Friday, January 20, 2017

Optimal number of parties

What is the optimal number of parties for representative government? Should there be minimum thresholds? What should they be? Is party competition necessary for representative government?

Too many parties can spoil politics
TO ENTER parliament, a Dutch political party need only win enough votes for one seat. With no minimum threshold, there are lots of parties. Eleven succeeded in 2012, including two liberal parties, three Christian ones and one that cares about animal rights. In the next election, this March, polls suggest the total could rise to 13, with the addition of a pro-immigrant party and an anti-immigrant one…
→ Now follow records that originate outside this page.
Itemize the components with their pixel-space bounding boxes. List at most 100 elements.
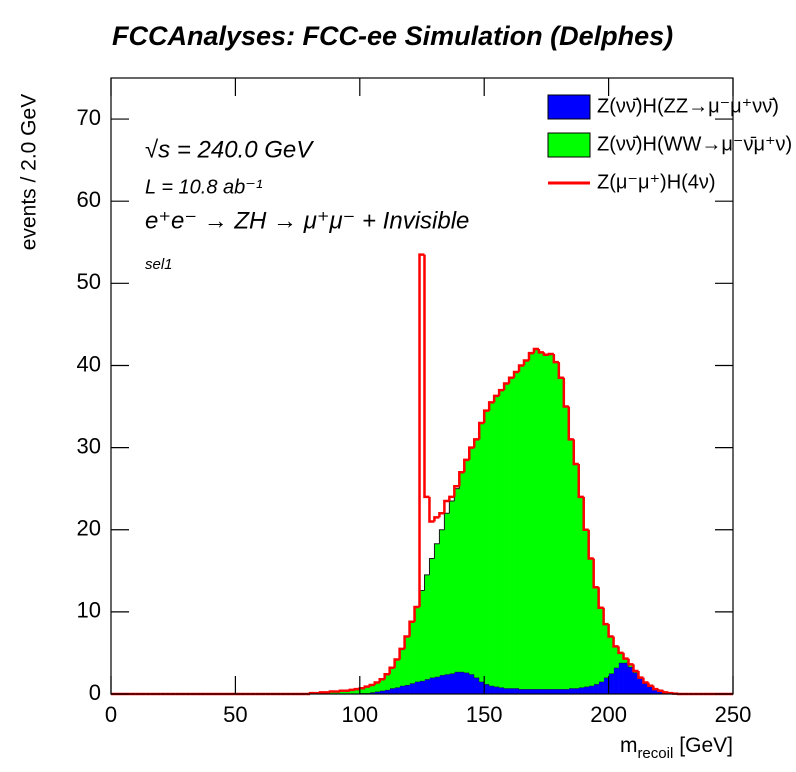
bar [613,667,619,694]
step-line [477,421,485,440]
step-line [612,636,619,648]
step-line [468,446,475,460]
bar [608,636,614,674]
bar-outline [438,529,445,544]
annotation: L = 10.8 ab⁻¹ [145,176,263,198]
bar [484,684,490,694]
step-line [373,681,380,685]
bar [533,689,540,694]
bar [578,496,585,688]
bar [394,659,400,688]
step-line [607,624,614,638]
step-line [363,685,370,689]
bar [344,690,351,694]
bar [618,652,624,663]
bar [588,558,594,686]
step-line [443,499,450,514]
bar [573,688,580,694]
bar [389,688,395,694]
annotation: sel1 [145,256,173,273]
step-line [353,687,360,691]
bar [548,353,555,690]
bar [509,688,515,694]
bar [354,689,361,694]
step-line [602,607,609,626]
x-label-base: m [620,734,638,757]
bar [474,439,480,678]
bar-outline [428,557,435,575]
bar [524,689,530,694]
x-tick-label: 250 [715,702,752,727]
bar [638,678,644,694]
bar [588,685,594,694]
y-tick-label: 30 [77,433,101,458]
bar [454,671,460,694]
bar [399,648,405,686]
step-line [662,690,669,694]
step-line [522,359,529,366]
y-axis-label: events / 2.0 GeV [18,94,41,250]
step-line [403,635,410,649]
chart-title: FCCAnalyses: FCC-ee Simulation (Delphes) [112,21,673,51]
step-line [632,664,639,673]
x-tick-label: 200 [590,702,627,727]
step-line [448,495,455,501]
bar [583,686,589,694]
step-line [537,349,544,354]
bar [578,687,585,694]
step-line [413,605,420,622]
bar [474,677,480,694]
x-tick-label: 150 [466,702,503,727]
legend: Z(νν̄)H(ZZ→μ⁻μ⁺νν̄) Z(νν̄)H(WW→μ⁻ν̄μ⁺ν) Z(… [547,94,792,193]
bar [593,684,599,694]
step-line [547,352,554,356]
step-line [398,647,405,660]
bar [434,543,440,677]
bar [528,689,535,694]
bar [603,677,609,694]
bar [598,607,604,682]
step-line [348,688,355,692]
step-line [378,677,385,683]
bar [469,447,475,675]
bar [563,689,570,694]
step-line [438,512,445,518]
bar [424,679,430,694]
bar [528,353,535,690]
bar [464,672,470,694]
bar [359,688,366,694]
legend-label: Z(νν̄)H(ZZ→μ⁻μ⁺νν̄) [597,95,779,117]
bar [573,464,580,689]
step-line [527,351,534,361]
bar [444,513,450,675]
axes: 0 10 20 30 40 50 60 70 0 50 100 150 200 250 [77,78,752,727]
step-line [497,388,505,396]
step-line [428,496,435,523]
step-line [463,458,470,473]
bar [618,662,624,694]
bar [628,666,634,694]
plot-frame [110,77,734,695]
step-line [408,620,415,637]
bar [454,488,460,672]
step-line [512,370,520,378]
bar [384,689,390,694]
bar [439,675,445,694]
bar [479,422,485,682]
bar [643,683,649,694]
step-line [423,254,430,499]
bar [439,529,445,676]
bar [349,689,356,694]
bar [603,624,609,678]
step-line [507,376,515,384]
step-line [318,691,325,694]
bar [379,690,385,694]
bar [459,671,465,694]
step-line [328,690,335,693]
bar [519,365,525,690]
legend-swatch [547,94,591,120]
annotation: e⁺e⁻ → ZH → μ⁺μ⁻ + Invisible [145,207,469,234]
As with the Netherlands, so with Europe. The ideologies that held together the big political groupings of the 20th century are fraying, and the internet has lowered the barriers to forming new groups. So parties are multiplying. Some see this as cause for celebration. A longer menu means that citizens can vote for parties that more closely match their beliefs. This is good in itself and also increases political engagement. Countries with proportional-representation systems, which tend to have more parties, have higher voter turnout than first-past-the-post countries like America and Britain.

Yet excessive fragmentation has drawbacks. As parties subdivide, countries become harder to govern. A coalition of small parties is not obviously more representative than one big-tent party. Big parties are also coalitions of interests and ideologies, but they are usually more disciplined than looser groups, and so more likely to get things done.

Having too many parties is often unwieldy. Coalitions become harder to form and often include strange bedfellows… [I]n Denmark the centre-right government needs the support of the Liberal Alliance, which wants to cut social spending, and the Danish People’s Party, which wants to raise it… Spain’s recent shift from two major parties to four produced a stand-off that left it without a government for most of last year. Its citizens had more choices when they voted, but then spent ten months under the rule of unelected caretakers—not a clear gain in democracy…

Far from increasing real choice, multiplying parties can allow politicians to hide the fact that what matters is patronage…

Sometimes, new policies need new parties to champion them. For all their flaws, the left-wing Podemos party in Spain and the populist, anti-immigrant Sweden Democrats represent voters whose voices were not being heard. But some politicians form new parties for selfish reasons. Candidates… hunger for the subsidies and free broadcasting time that many countries grant to each party…

Parties are middlemen between government and voters, organising a multiplicity of policies into a simpler menu of options. That menu can be too short (as in China). But it can also be so long and confusing that voters can’t tell what they are ordering—and probably won’t get it.